TRAVELS WITH GREASE AND PADDLE
Monday, October 29, 2007
Ravens in the City
The Museum Of Anthropology is housed in a soaring concrete and glass "post and beam" structure on top of a hill on the UBC campus, with sweeping views of the coast. They have an extensive collection of carvings, totem poles, house post and beams, bentwood boxes, dugout canoes, potlatch serving dishes, and jewelry, mostly from the Salish tribes of southern BC and the Haida from Haia Gwaii (the Queen Charlotte Islands). We arrived just when they opened on Saturday morning, squeezing in a visit before leaving town. The "Raven w/ Early Humans" carving, by legendary Haida artist Bill Reid had been much anticipated since Matt described it to me some days earlier. It's carved from a huge block of yellow cedar and sits on a WWII gun turret the museum built around. A skylight above makes the sculpture glow.
We hooked up with David Wolowidnyk for lunch after the museum. He's an old friend from Cayman who paddled Glacier Bay with me in 2001. So, bellies distended from poutine, we navigated the street of Surrey, BC, past lots of very American stripmall development and huge, tightly packed houses sprouting like mushrooms, the Fried Piper maneuvering among the hordes of Canadians heading south to spend their soaring dollar in the malls of America.

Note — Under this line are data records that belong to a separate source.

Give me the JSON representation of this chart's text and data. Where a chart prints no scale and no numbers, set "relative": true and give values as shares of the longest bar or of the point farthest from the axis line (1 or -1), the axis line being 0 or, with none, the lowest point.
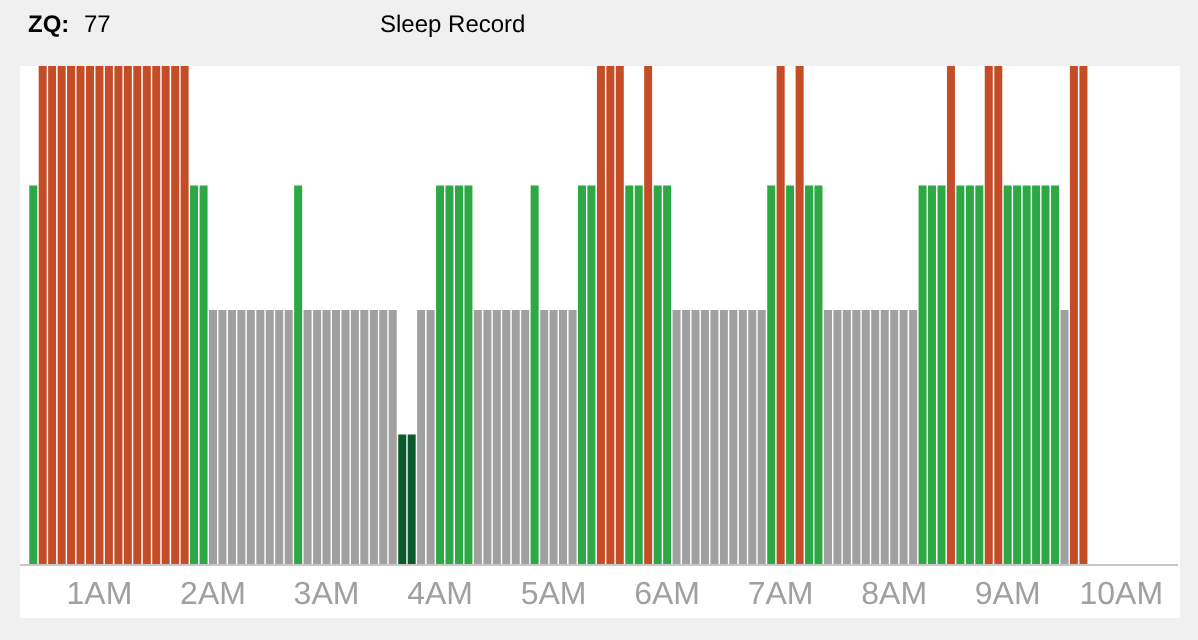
{
  "chart_data": {
    "type": "bar",
    "title": "Sleep Record",
    "annotations": [
      "ZQ:",
      "77"
    ],
    "relative": true,
    "tick_labels": "x",
    "grid": false,
    "x": [
      0.417,
      0.5,
      0.583,
      0.667,
      0.75,
      0.833,
      0.917,
      1,
      1.083,
      1.167,
      1.25,
      1.333,
      1.417,
      1.5,
      1.583,
      1.667,
      1.75,
      1.833,
      1.917,
      2,
      2.083,
      2.167,
      2.25,
      2.333,
      2.417,
      2.5,
      2.583,
      2.667,
      2.75,
      2.833,
      2.917,
      3,
      3.083,
      3.167,
      3.25,
      3.333,
      3.417,
      3.5,
      3.583,
      3.667,
      3.75,
      3.833,
      3.917,
      4,
      4.083,
      4.167,
      4.25,
      4.333,
      4.417,
      4.5,
      4.583,
      4.667,
      4.75,
      4.833,
      4.917,
      5,
      5.083,
      5.167,
      5.25,
      5.333,
      5.417,
      5.5,
      5.583,
      5.667,
      5.75,
      5.833,
      5.917,
      6,
      6.083,
      6.167,
      6.25,
      6.333,
      6.417,
      6.5,
      6.583,
      6.667,
      6.75,
      6.833,
      6.917,
      7,
      7.083,
      7.167,
      7.25,
      7.333,
      7.417,
      7.5,
      7.583,
      7.667,
      7.75,
      7.833,
      7.917,
      8,
      8.083,
      8.167,
      8.25,
      8.333,
      8.417,
      8.5,
      8.583,
      8.667,
      8.75,
      8.833,
      8.917,
      9,
      9.083,
      9.167,
      9.25,
      9.333,
      9.417,
      9.5,
      9.583,
      9.667
    ],
    "xlim": [
      0.3,
      10.5
    ],
    "xticks": [
      {
        "value": 1,
        "label": "1AM"
      },
      {
        "value": 2,
        "label": "2AM"
      },
      {
        "value": 3,
        "label": "3AM"
      },
      {
        "value": 4,
        "label": "4AM"
      },
      {
        "value": 5,
        "label": "5AM"
      },
      {
        "value": 6,
        "label": "6AM"
      },
      {
        "value": 7,
        "label": "7AM"
      },
      {
        "value": 8,
        "label": "8AM"
      },
      {
        "value": 9,
        "label": "9AM"
      },
      {
        "value": 10,
        "label": "10AM"
      }
    ],
    "values": [
      0.76,
      1,
      1,
      1,
      1,
      1,
      1,
      1,
      1,
      1,
      1,
      1,
      1,
      1,
      1,
      1,
      1,
      0.76,
      0.76,
      0.51,
      0.51,
      0.51,
      0.51,
      0.51,
      0.51,
      0.51,
      0.51,
      0.51,
      0.76,
      0.51,
      0.51,
      0.51,
      0.51,
      0.51,
      0.51,
      0.51,
      0.51,
      0.51,
      0.51,
      0.26,
      0.26,
      0.51,
      0.51,
      0.76,
      0.76,
      0.76,
      0.76,
      0.51,
      0.51,
      0.51,
      0.51,
      0.51,
      0.51,
      0.76,
      0.51,
      0.51,
      0.51,
      0.51,
      0.76,
      0.76,
      1,
      1,
      1,
      0.76,
      0.76,
      1,
      0.76,
      0.76,
      0.51,
      0.51,
      0.51,
      0.51,
      0.51,
      0.51,
      0.51,
      0.51,
      0.51,
      0.51,
      0.76,
      1,
      0.76,
      1,
      0.76,
      0.76,
      0.51,
      0.51,
      0.51,
      0.51,
      0.51,
      0.51,
      0.51,
      0.51,
      0.51,
      0.51,
      0.76,
      0.76,
      0.76,
      1,
      0.76,
      0.76,
      0.76,
      1,
      1,
      0.76,
      0.76,
      0.76,
      0.76,
      0.76,
      0.76,
      0.51,
      1,
      1
    ],
    "colors": [
      "#2ea844",
      "#c44d27",
      "#c44d27",
      "#c44d27",
      "#c44d27",
      "#c44d27",
      "#c44d27",
      "#c44d27",
      "#c44d27",
      "#c44d27",
      "#c44d27",
      "#c44d27",
      "#c44d27",
      "#c44d27",
      "#c44d27",
      "#c44d27",
      "#c44d27",
      "#2ea844",
      "#2ea844",
      "#a0a0a0",
      "#a0a0a0",
      "#a0a0a0",
      "#a0a0a0",
      "#a0a0a0",
      "#a0a0a0",
      "#a0a0a0",
      "#a0a0a0",
      "#a0a0a0",
      "#2ea844",
      "#a0a0a0",
      "#a0a0a0",
      "#a0a0a0",
      "#a0a0a0",
      "#a0a0a0",
      "#a0a0a0",
      "#a0a0a0",
      "#a0a0a0",
      "#a0a0a0",
      "#a0a0a0",
      "#0b5a2b",
      "#0b5a2b",
      "#a0a0a0",
      "#a0a0a0",
      "#2ea844",
      "#2ea844",
      "#2ea844",
      "#2ea844",
      "#a0a0a0",
      "#a0a0a0",
      "#a0a0a0",
      "#a0a0a0",
      "#a0a0a0",
      "#a0a0a0",
      "#2ea844",
      "#a0a0a0",
      "#a0a0a0",
      "#a0a0a0",
      "#a0a0a0",
      "#2ea844",
      "#2ea844",
      "#c44d27",
      "#c44d27",
      "#c44d27",
      "#2ea844",
      "#2ea844",
      "#c44d27",
      "#2ea844",
      "#2ea844",
      "#a0a0a0",
      "#a0a0a0",
      "#a0a0a0",
      "#a0a0a0",
      "#a0a0a0",
      "#a0a0a0",
      "#a0a0a0",
      "#a0a0a0",
      "#a0a0a0",
      "#a0a0a0",
      "#2ea844",
      "#c44d27",
      "#2ea844",
      "#c44d27",
      "#2ea844",
      "#2ea844",
      "#a0a0a0",
      "#a0a0a0",
      "#a0a0a0",
      "#a0a0a0",
      "#a0a0a0",
      "#a0a0a0",
      "#a0a0a0",
      "#a0a0a0",
      "#a0a0a0",
      "#a0a0a0",
      "#2ea844",
      "#2ea844",
      "#2ea844",
      "#c44d27",
      "#2ea844",
      "#2ea844",
      "#2ea844",
      "#c44d27",
      "#c44d27",
      "#2ea844",
      "#2ea844",
      "#2ea844",
      "#2ea844",
      "#2ea844",
      "#2ea844",
      "#a0a0a0",
      "#c44d27",
      "#c44d27"
    ]
  }
}
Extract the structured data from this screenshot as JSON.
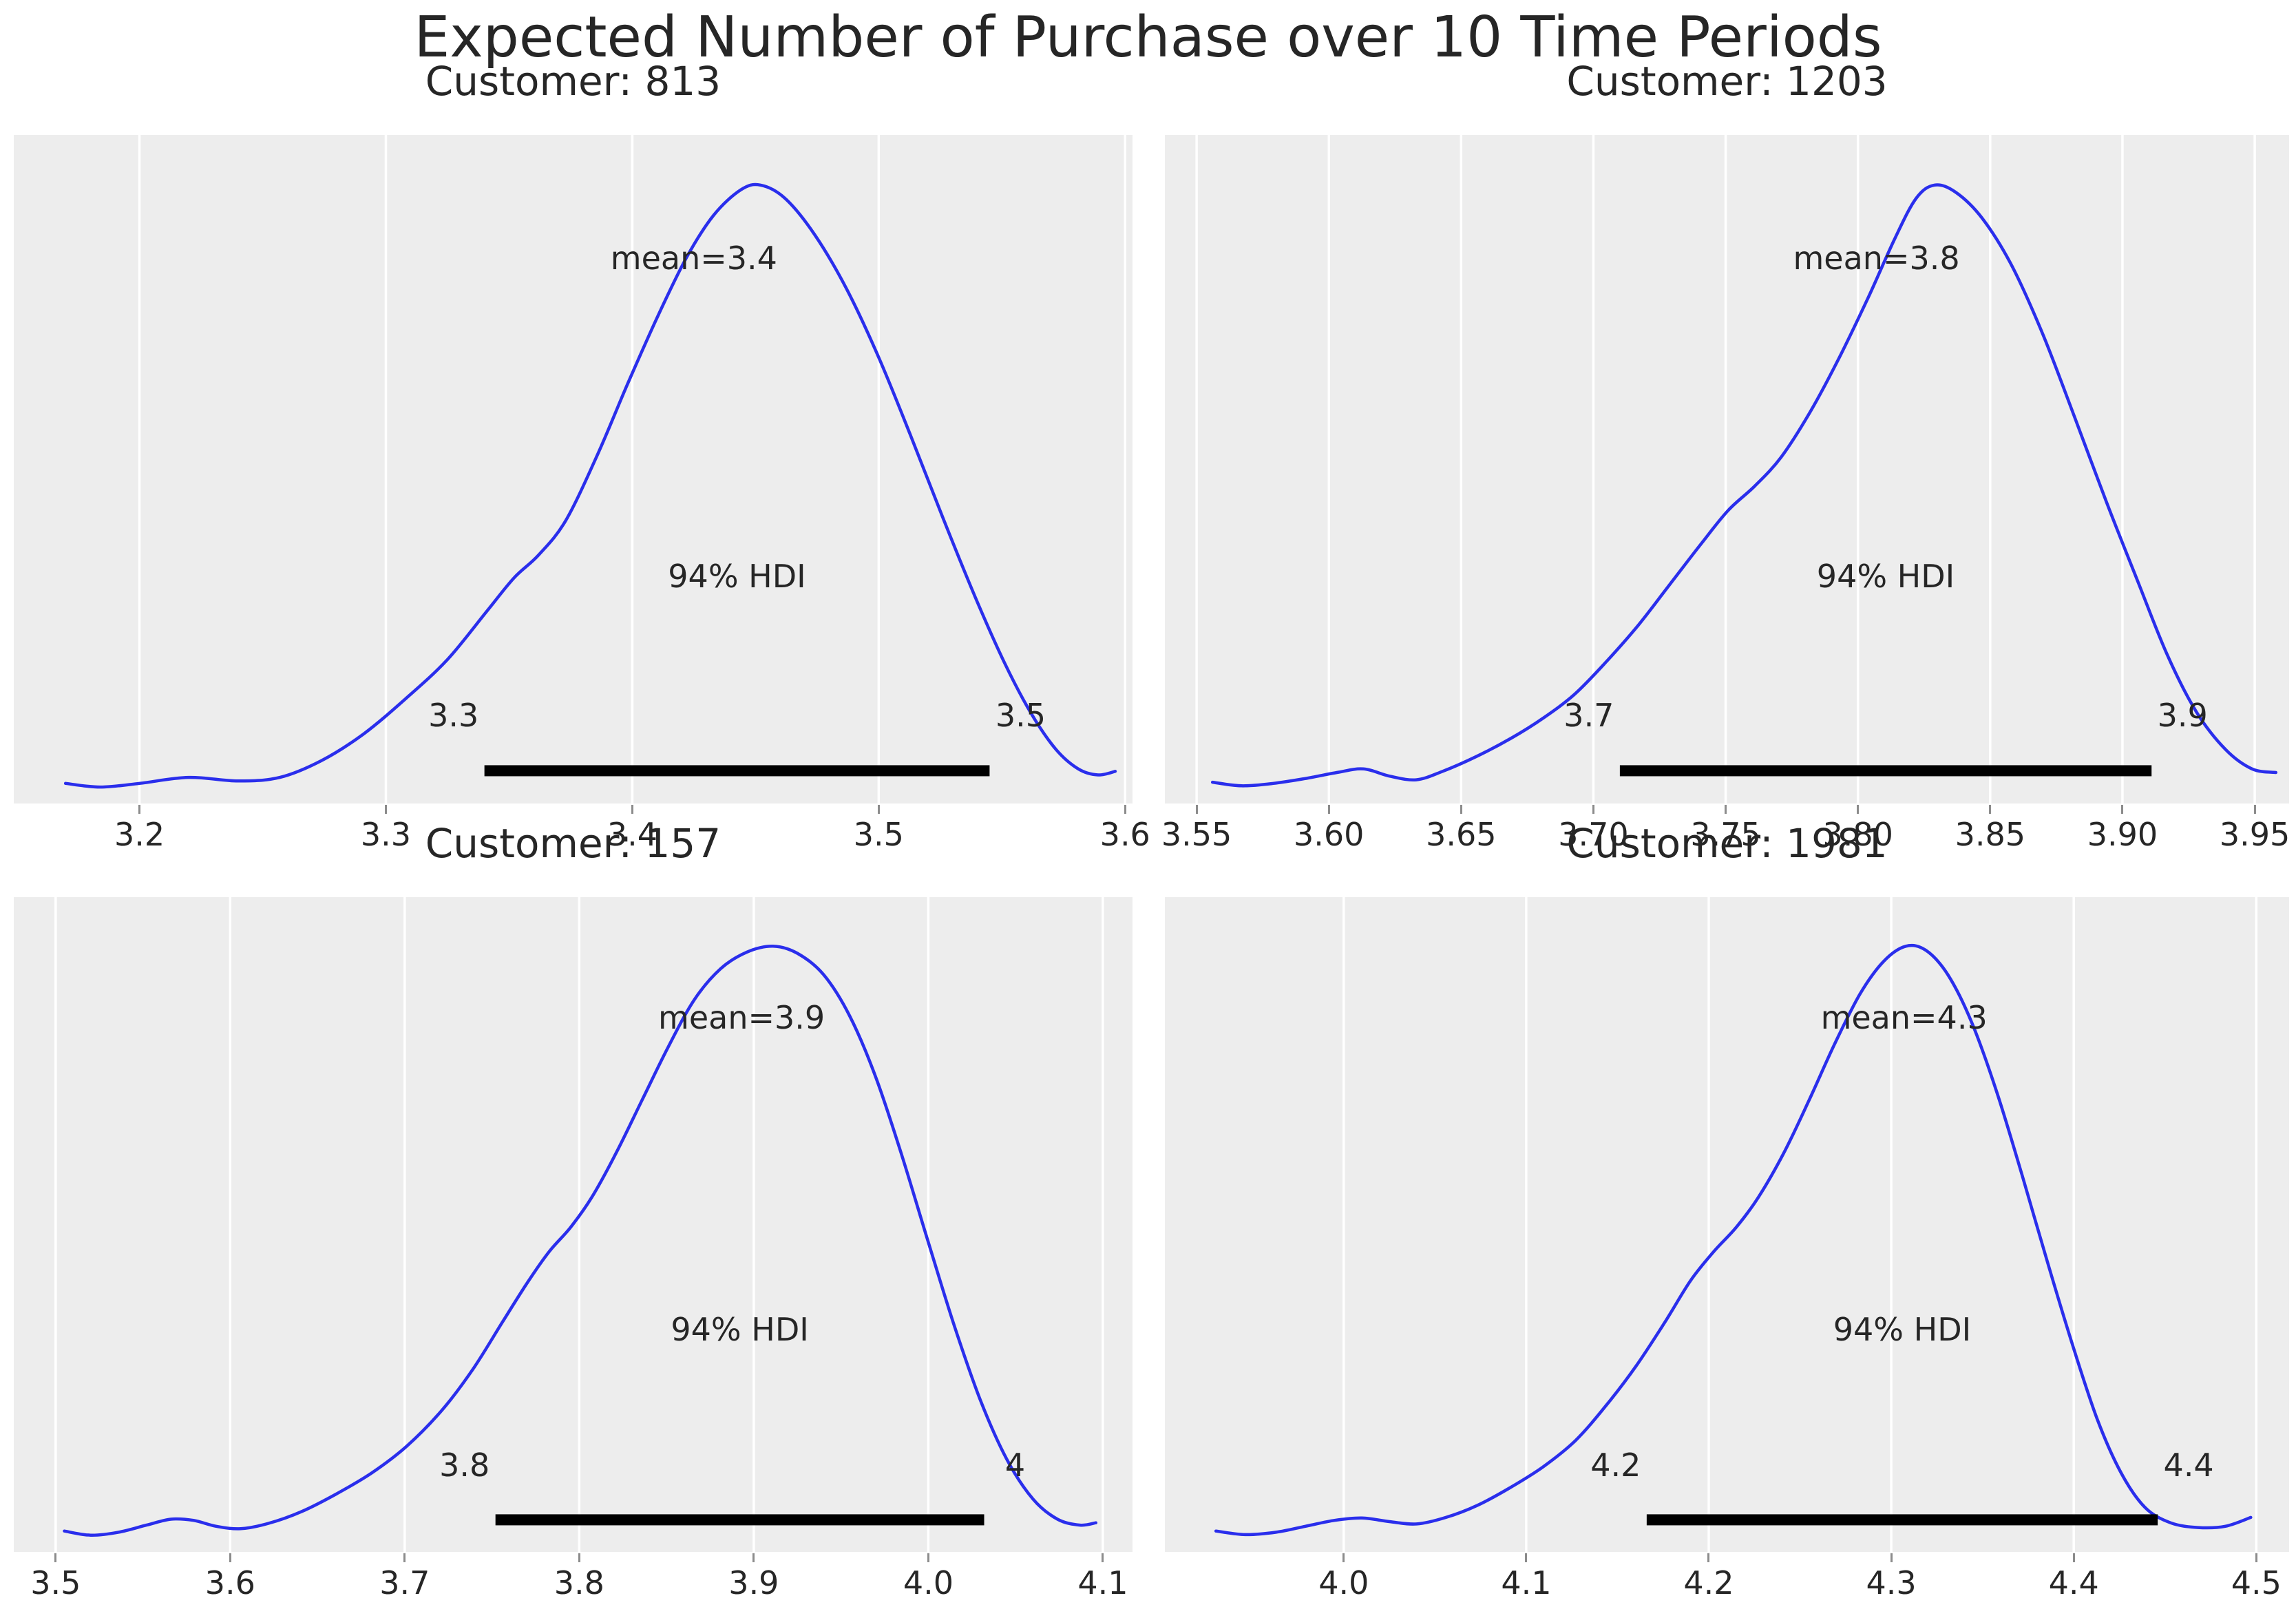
{
  "title": "Expected Number of Purchase over 10 Time Periods",
  "hdi_text": "94% HDI",
  "colors": {
    "curve": "#2a2eec",
    "panel_bg": "#ededed",
    "grid": "#ffffff",
    "text": "#262626",
    "tick_mark": "#8c8c8c",
    "hdi_bar": "#000000",
    "page_bg": "#ffffff"
  },
  "chart_data": [
    {
      "type": "line",
      "customer": "813",
      "title": "Customer: 813",
      "mean": 3.4,
      "mean_label": "mean=3.4",
      "mean_label_x": 3.425,
      "hdi_94": [
        3.34,
        3.545
      ],
      "hdi_low_label": "3.3",
      "hdi_high_label": "3.5",
      "xlim": [
        3.149,
        3.603
      ],
      "xticks": [
        {
          "v": 3.2,
          "label": "3.2"
        },
        {
          "v": 3.3,
          "label": "3.3"
        },
        {
          "v": 3.4,
          "label": "3.4"
        },
        {
          "v": 3.5,
          "label": "3.5"
        },
        {
          "v": 3.6,
          "label": "3.6"
        }
      ],
      "curve": [
        [
          3.17,
          0.01
        ],
        [
          3.184,
          0.004
        ],
        [
          3.2,
          0.01
        ],
        [
          3.22,
          0.02
        ],
        [
          3.24,
          0.014
        ],
        [
          3.257,
          0.02
        ],
        [
          3.274,
          0.048
        ],
        [
          3.291,
          0.092
        ],
        [
          3.308,
          0.15
        ],
        [
          3.325,
          0.215
        ],
        [
          3.341,
          0.295
        ],
        [
          3.352,
          0.35
        ],
        [
          3.362,
          0.388
        ],
        [
          3.373,
          0.445
        ],
        [
          3.386,
          0.555
        ],
        [
          3.398,
          0.67
        ],
        [
          3.41,
          0.78
        ],
        [
          3.422,
          0.88
        ],
        [
          3.433,
          0.95
        ],
        [
          3.444,
          0.992
        ],
        [
          3.452,
          1.0
        ],
        [
          3.462,
          0.978
        ],
        [
          3.474,
          0.918
        ],
        [
          3.487,
          0.828
        ],
        [
          3.5,
          0.715
        ],
        [
          3.513,
          0.585
        ],
        [
          3.526,
          0.45
        ],
        [
          3.539,
          0.32
        ],
        [
          3.551,
          0.21
        ],
        [
          3.562,
          0.125
        ],
        [
          3.572,
          0.066
        ],
        [
          3.581,
          0.034
        ],
        [
          3.589,
          0.024
        ],
        [
          3.596,
          0.03
        ]
      ]
    },
    {
      "type": "line",
      "customer": "1203",
      "title": "Customer: 1203",
      "mean": 3.8,
      "mean_label": "mean=3.8",
      "mean_label_x": 3.807,
      "hdi_94": [
        3.71,
        3.911
      ],
      "hdi_low_label": "3.7",
      "hdi_high_label": "3.9",
      "xlim": [
        3.538,
        3.963
      ],
      "xticks": [
        {
          "v": 3.55,
          "label": "3.55"
        },
        {
          "v": 3.6,
          "label": "3.60"
        },
        {
          "v": 3.65,
          "label": "3.65"
        },
        {
          "v": 3.7,
          "label": "3.70"
        },
        {
          "v": 3.75,
          "label": "3.75"
        },
        {
          "v": 3.8,
          "label": "3.80"
        },
        {
          "v": 3.85,
          "label": "3.85"
        },
        {
          "v": 3.9,
          "label": "3.90"
        },
        {
          "v": 3.95,
          "label": "3.95"
        }
      ],
      "curve": [
        [
          3.556,
          0.012
        ],
        [
          3.567,
          0.006
        ],
        [
          3.579,
          0.01
        ],
        [
          3.591,
          0.018
        ],
        [
          3.603,
          0.028
        ],
        [
          3.613,
          0.034
        ],
        [
          3.623,
          0.022
        ],
        [
          3.633,
          0.016
        ],
        [
          3.643,
          0.03
        ],
        [
          3.656,
          0.055
        ],
        [
          3.669,
          0.085
        ],
        [
          3.681,
          0.118
        ],
        [
          3.693,
          0.158
        ],
        [
          3.705,
          0.212
        ],
        [
          3.717,
          0.272
        ],
        [
          3.729,
          0.34
        ],
        [
          3.741,
          0.408
        ],
        [
          3.751,
          0.462
        ],
        [
          3.761,
          0.502
        ],
        [
          3.771,
          0.55
        ],
        [
          3.782,
          0.625
        ],
        [
          3.793,
          0.715
        ],
        [
          3.804,
          0.815
        ],
        [
          3.814,
          0.912
        ],
        [
          3.822,
          0.978
        ],
        [
          3.829,
          1.0
        ],
        [
          3.837,
          0.988
        ],
        [
          3.847,
          0.945
        ],
        [
          3.858,
          0.868
        ],
        [
          3.87,
          0.752
        ],
        [
          3.882,
          0.615
        ],
        [
          3.894,
          0.475
        ],
        [
          3.906,
          0.342
        ],
        [
          3.917,
          0.222
        ],
        [
          3.928,
          0.128
        ],
        [
          3.939,
          0.066
        ],
        [
          3.949,
          0.034
        ],
        [
          3.958,
          0.028
        ]
      ]
    },
    {
      "type": "line",
      "customer": "157",
      "title": "Customer: 157",
      "mean": 3.9,
      "mean_label": "mean=3.9",
      "mean_label_x": 3.893,
      "hdi_94": [
        3.752,
        4.032
      ],
      "hdi_low_label": "3.8",
      "hdi_high_label": "4",
      "xlim": [
        3.476,
        4.117
      ],
      "xticks": [
        {
          "v": 3.5,
          "label": "3.5"
        },
        {
          "v": 3.6,
          "label": "3.6"
        },
        {
          "v": 3.7,
          "label": "3.7"
        },
        {
          "v": 3.8,
          "label": "3.8"
        },
        {
          "v": 3.9,
          "label": "3.9"
        },
        {
          "v": 4.0,
          "label": "4.0"
        },
        {
          "v": 4.1,
          "label": "4.1"
        }
      ],
      "curve": [
        [
          3.505,
          0.012
        ],
        [
          3.52,
          0.005
        ],
        [
          3.536,
          0.01
        ],
        [
          3.552,
          0.022
        ],
        [
          3.566,
          0.032
        ],
        [
          3.579,
          0.03
        ],
        [
          3.592,
          0.02
        ],
        [
          3.606,
          0.016
        ],
        [
          3.622,
          0.025
        ],
        [
          3.641,
          0.045
        ],
        [
          3.661,
          0.075
        ],
        [
          3.681,
          0.11
        ],
        [
          3.701,
          0.155
        ],
        [
          3.721,
          0.215
        ],
        [
          3.739,
          0.285
        ],
        [
          3.756,
          0.365
        ],
        [
          3.771,
          0.435
        ],
        [
          3.783,
          0.485
        ],
        [
          3.795,
          0.525
        ],
        [
          3.807,
          0.575
        ],
        [
          3.821,
          0.65
        ],
        [
          3.836,
          0.74
        ],
        [
          3.851,
          0.83
        ],
        [
          3.866,
          0.91
        ],
        [
          3.881,
          0.962
        ],
        [
          3.896,
          0.99
        ],
        [
          3.911,
          1.0
        ],
        [
          3.925,
          0.988
        ],
        [
          3.94,
          0.952
        ],
        [
          3.955,
          0.882
        ],
        [
          3.97,
          0.778
        ],
        [
          3.985,
          0.645
        ],
        [
          4.0,
          0.5
        ],
        [
          4.015,
          0.358
        ],
        [
          4.03,
          0.232
        ],
        [
          4.045,
          0.133
        ],
        [
          4.06,
          0.066
        ],
        [
          4.074,
          0.032
        ],
        [
          4.087,
          0.022
        ],
        [
          4.096,
          0.026
        ]
      ]
    },
    {
      "type": "line",
      "customer": "1981",
      "title": "Customer: 1981",
      "mean": 4.3,
      "mean_label": "mean=4.3",
      "mean_label_x": 4.307,
      "hdi_94": [
        4.166,
        4.446
      ],
      "hdi_low_label": "4.2",
      "hdi_high_label": "4.4",
      "xlim": [
        3.902,
        4.518
      ],
      "xticks": [
        {
          "v": 4.0,
          "label": "4.0"
        },
        {
          "v": 4.1,
          "label": "4.1"
        },
        {
          "v": 4.2,
          "label": "4.2"
        },
        {
          "v": 4.3,
          "label": "4.3"
        },
        {
          "v": 4.4,
          "label": "4.4"
        },
        {
          "v": 4.5,
          "label": "4.5"
        }
      ],
      "curve": [
        [
          3.93,
          0.012
        ],
        [
          3.946,
          0.006
        ],
        [
          3.963,
          0.01
        ],
        [
          3.979,
          0.02
        ],
        [
          3.995,
          0.03
        ],
        [
          4.01,
          0.034
        ],
        [
          4.025,
          0.028
        ],
        [
          4.04,
          0.024
        ],
        [
          4.056,
          0.035
        ],
        [
          4.073,
          0.055
        ],
        [
          4.091,
          0.085
        ],
        [
          4.109,
          0.12
        ],
        [
          4.127,
          0.165
        ],
        [
          4.144,
          0.225
        ],
        [
          4.16,
          0.29
        ],
        [
          4.176,
          0.365
        ],
        [
          4.19,
          0.435
        ],
        [
          4.203,
          0.485
        ],
        [
          4.215,
          0.525
        ],
        [
          4.227,
          0.575
        ],
        [
          4.241,
          0.65
        ],
        [
          4.255,
          0.74
        ],
        [
          4.269,
          0.835
        ],
        [
          4.283,
          0.92
        ],
        [
          4.296,
          0.975
        ],
        [
          4.308,
          1.0
        ],
        [
          4.319,
          0.993
        ],
        [
          4.331,
          0.952
        ],
        [
          4.344,
          0.872
        ],
        [
          4.358,
          0.752
        ],
        [
          4.372,
          0.61
        ],
        [
          4.386,
          0.462
        ],
        [
          4.4,
          0.32
        ],
        [
          4.413,
          0.2
        ],
        [
          4.426,
          0.11
        ],
        [
          4.439,
          0.052
        ],
        [
          4.453,
          0.026
        ],
        [
          4.468,
          0.018
        ],
        [
          4.483,
          0.02
        ],
        [
          4.497,
          0.035
        ]
      ]
    }
  ]
}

The homeland security people had no interest in our homemade power plant, and we were back in the US without incident, soon plying the familiar alleys of Bellingham in search of a greasy fix. A locked dumpster and a few empty ones caused some fuel jitters, "maybe the supply is finally locked down!", but Matt stayed calm and eventually we were slurping an old familiar dumpster dry and heading for a fine reunion at the chicken ranch, with Joe, Heather, and baby Pearl.